By Paul J. Nyden
Sen. Joe Manchin said Monday he voted in favor of the so-called "Buffett Rule" because he believes it would make the tax code fairer.
Manchin, D-W.Va., voted in favor of the rule, which would set a minimum tax rate of 30 percent on people earning more than $1 million a year. The Senate defeated the bill late Monday, which is formally called the Paying a Fair Share Act.
Only Sen. Susan Collins, R-Maine, and Sen. Mark Pryor, D-Ark., crossed party lines on the largely symbolic vote, leaving Democrats short of the 60 votes needed to advance it.
"I have been totally committed to revamping our tax code to put fairness into it and so everyone is playing by the same rules," Manchin said during a telephone interview Monday.

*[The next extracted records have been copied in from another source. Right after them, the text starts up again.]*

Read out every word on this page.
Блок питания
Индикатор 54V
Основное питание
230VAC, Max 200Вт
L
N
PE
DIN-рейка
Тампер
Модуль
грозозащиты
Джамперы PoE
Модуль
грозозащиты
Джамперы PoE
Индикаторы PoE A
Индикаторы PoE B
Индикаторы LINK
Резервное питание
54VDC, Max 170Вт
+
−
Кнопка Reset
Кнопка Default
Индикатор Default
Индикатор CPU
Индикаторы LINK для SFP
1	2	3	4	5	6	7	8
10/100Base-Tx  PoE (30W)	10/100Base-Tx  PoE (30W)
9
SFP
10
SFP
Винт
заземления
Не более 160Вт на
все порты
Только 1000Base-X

Warren Buffett, one of the richest individuals in the world, has repeatedly said people like himself should not have lower tax rates than their secretaries.
"I agree wholeheartedly with the Buffett Rule. But because of the politics we have in Washington, it will probably not pass," Manchin said.
"But people are speaking loud and clear, saying, 'We want fairness in the system.'"
Manchin said people on both the left and right ends of the political spectrum are upset about taxes.
"The Occupy Group says this is a great country, a prosperous country, but one that leaves 99 percent behind. The tea party says we [the government] are spending too much money. They are right too. We are spending money we don't have," Manchin said.
"Today, people have a perception that if you are wealthy enough, or connected enough, you get special privileges."
After being elected as senator in November 2010, Manchin has repeatedly questioned allowing U.S. corporations to establish headquarters in other countries, such as the Cayman Islands, in the Caribbean, to avoid paying taxes.
"We have corporations that go around the world to shelter their income and pay absolutely nothing. We need to have an overhaul of our tax system."
On Monday, it was also reported that President Obama pays a lower income tax rate than his secretary pays.
Local groups supporting the Buffett Rule planned to hold a rally Tuesday afternoon in the greenspace across from the Clay Center in downtown Charleston, featuring an inflatable 20-foot-tall "Fat Cat."
Groups supporting the rally include the West Virginia AFL-CIO, West Virginia Citizen Action Group, American Friends Service Committee, Communication Workers of America, West Virginia Center on Budget & Policy and the West Virginia Education Association.